Между районами тут ходит, по возможности опять же — общественный транспорт. Возит специалистов — "IT-шников", инженеров, начальство… Тем — жить рядом с заводом, как-то не очень. Это ведь как всегда. Центр-то — всяко лучше. Только вот своих машин нет.

СОВСЕМ НЕТ! ЛОШАДЕЙ И ВЕЛОСИПЕДОВ — ТОЖЕ практически НЕТ! Ни хрена тут нет… Извозчики — пособники буржуазии! Такси — редкость немыслимая. Это как шанс — подняв на дороге руку, поймать на дороге не "бомбилу-шахида" на манерной тачке — "красивий шэстерка — цвэт баклажян", с синими огоньками подсветки, а тормознуть "Порше" — "Шеф, подкинь… тут недалеко — плачу триста!". На работу добираются — либо на заводском; автобусе, грузовике, грузопассажирской телеге. Либо на общественном; трамвае, троллейбусе (Москва и столицы), трофейном автобусе (были и такие чудеса) или обычном грузовике (офигенное счастье).

Не, сказать, что тут все пехом ходят. Грузовики есть и легковухи, и гужевой транспорт имеется. Только вот используется он ТОЛЬКО как государственный. Бензин — "дэфсит". И как ни удивительно — подкалымить на машине почти совсем никак. Контроль жесточайший. Мы — милиция, можем или практически обязаны проверить — "куда, сколько, зачем…?". И не дай бог — левак. Могут пару лет в легкую припаять. Вот они реалии.

Велики и мотоциклы присутствуют. А как же. И трофейные тоже. Жесть! Велики из водопроводных труб — тяжеленные. Так, проезжают по городу. Раз в час — по улице. Это как — считать, что есть или нет? Камер на велосипеды нет. Дефицит страшнейший. Все ведь для фронта.
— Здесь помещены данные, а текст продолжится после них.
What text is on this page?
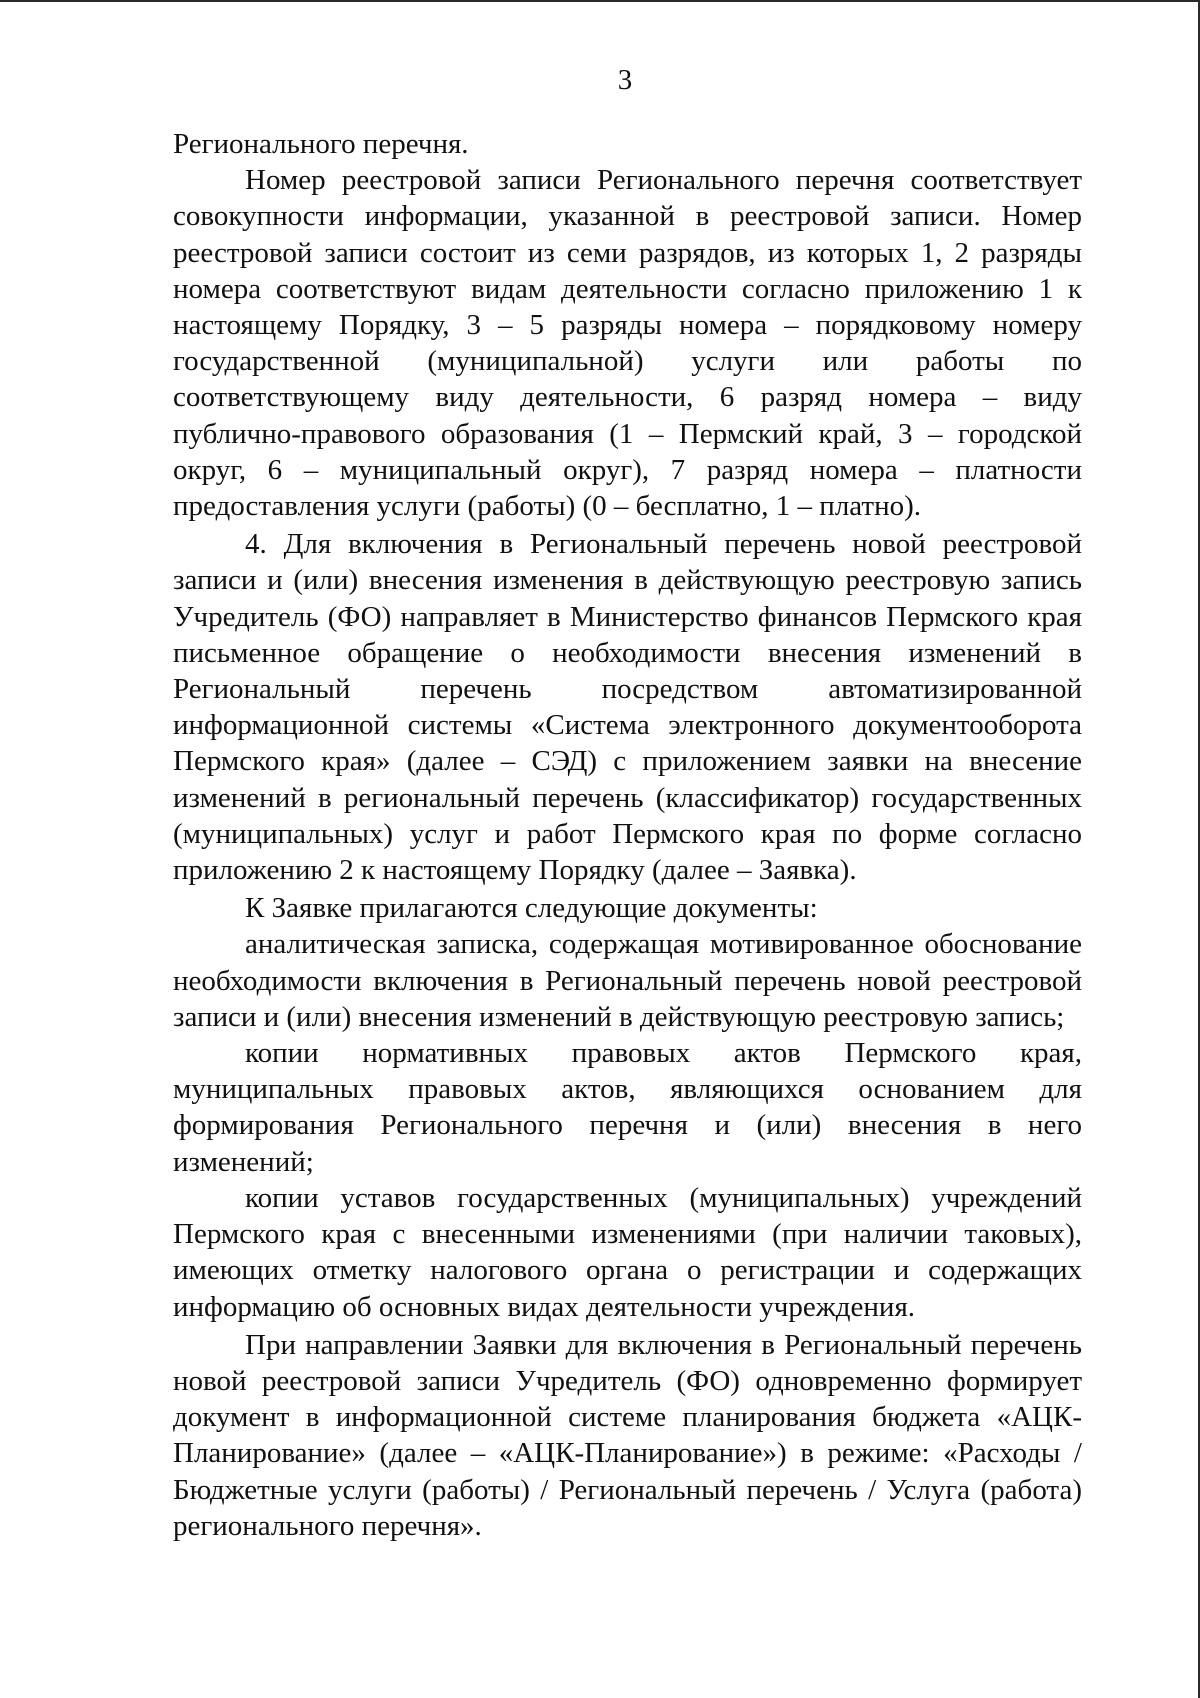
3

Регионального перечня.

Номер реестровой записи Регионального перечня соответствует совокупности информации, указанной в реестровой записи. Номер реестровой записи состоит из семи разрядов, из которых 1, 2 разряды номера соответствуют видам деятельности согласно приложению 1 к настоящему Порядку, 3 – 5 разряды номера – порядковому номеру государственной (муниципальной) услуги или работы по соответствующему виду деятельности, 6 разряд номера – виду публично-правового образования (1 – Пермский край, 3 – городской округ, 6 – муниципальный округ), 7 разряд номера – платности предоставления услуги (работы) (0 – бесплатно, 1 – платно).

4. Для включения в Региональный перечень новой реестровой записи и (или) внесения изменения в действующую реестровую запись Учредитель (ФО) направляет в Министерство финансов Пермского края письменное обращение о необходимости внесения изменений в Региональный перечень посредством автоматизированной информационной системы «Система электронного документооборота Пермского края» (далее – СЭД) с приложением заявки на внесение изменений в региональный перечень (классификатор) государственных (муниципальных) услуг и работ Пермского края по форме согласно приложению 2 к настоящему Порядку (далее – Заявка).

К Заявке прилагаются следующие документы:

аналитическая записка, содержащая мотивированное обоснование необходимости включения в Региональный перечень новой реестровой записи и (или) внесения изменений в действующую реестровую запись;

копии нормативных правовых актов Пермского края, муниципальных правовых актов, являющихся основанием для формирования Регионального перечня и (или) внесения в него изменений;

копии уставов государственных (муниципальных) учреждений Пермского края с внесенными изменениями (при наличии таковых), имеющих отметку налогового органа о регистрации и содержащих информацию об основных видах деятельности учреждения.

При направлении Заявки для включения в Региональный перечень новой реестровой записи Учредитель (ФО) одновременно формирует документ в информационной системе планирования бюджета «АЦК-Планирование» (далее – «АЦК-Планирование») в режиме: «Расходы / Бюджетные услуги (работы) / Региональный перечень / Услуга (работа) регионального перечня».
Зато тележек полно. Из велосипедов — грузопеды стараются сделать. Мотоциклы есть, но их выводят… э… только по праздникам. Они как… как костюмы — парадно-выходные. Может это только — пока? Это видимо еще и от того, что мы сильно далеко от фронта и от трофеев. Вот такие вот — парадоксы и перегибы истории. Разделите несколько сот машин на сто тысяч населения и получите картинку. Вот и отсюда и такие преступления. А "граждане бандиты" — быстро подстроились под реалии. Тормозили трамвай и… — угрожая водителю, никак не "предметом похожим на…", а вполне себе нормальным пистолетом отечественного или импортного производства или простым обрезом, а также различными колюще-режущими предметами, заботливо хранимыми за голенищем сапога или под полой пиджака — просто потрошили транспортное средство. Обирая всех подряд — невзирая на чины и заслуги. Тут все в основном, почти гарантированно — не "от сохи". Вот на такой "гоп-стоп" и нарвалась мама Генриха.

— Её что порезали? — задал я вопрос.

— Нет… скрипнув зубами, ответил Генрих. — Сердце прихватило. — Дай угадаю!? А адресок тебе нужен, чтобы по-свойски поговорить с паханом Форштадтских… и объяснить ему всю гибельность его заблуждений. Так?

Он мрачно кивнул:

— Задавлю суку…

Ну вот и вот пожил в тишине. Судьба выбирает за нас.

Адреса многих паханов я знал. Просто… э… скажем — из чистого любопытства. Оперов-то много знакомых. Все. А воровские малины — мне положено знать по должности. Как-никак — я два месяца тут за это деньги получаю. Подшефный контингент. Мне еще неожиданных неприятностей от разной босоты не хватало. Или где ее искать в случае чего. Стукачками я, опять же обзавелся. Как и другими дополнительными источниками информации — в виде многочисленных сторожих, постовых и разных "пионеров". Я ж в кабинете только по необходимости сидел — черт бы взял эти бумаги! А так все больше ножками. А информация, это — "заблаговременное предупреждение преступлений" и "профилактика". А то, что "Информация — правит миром!" — в меня, да и во всех моих современников вбито накрепко. А тут немного по-другому. Мечтателей многовато. А я… хм… прагматик.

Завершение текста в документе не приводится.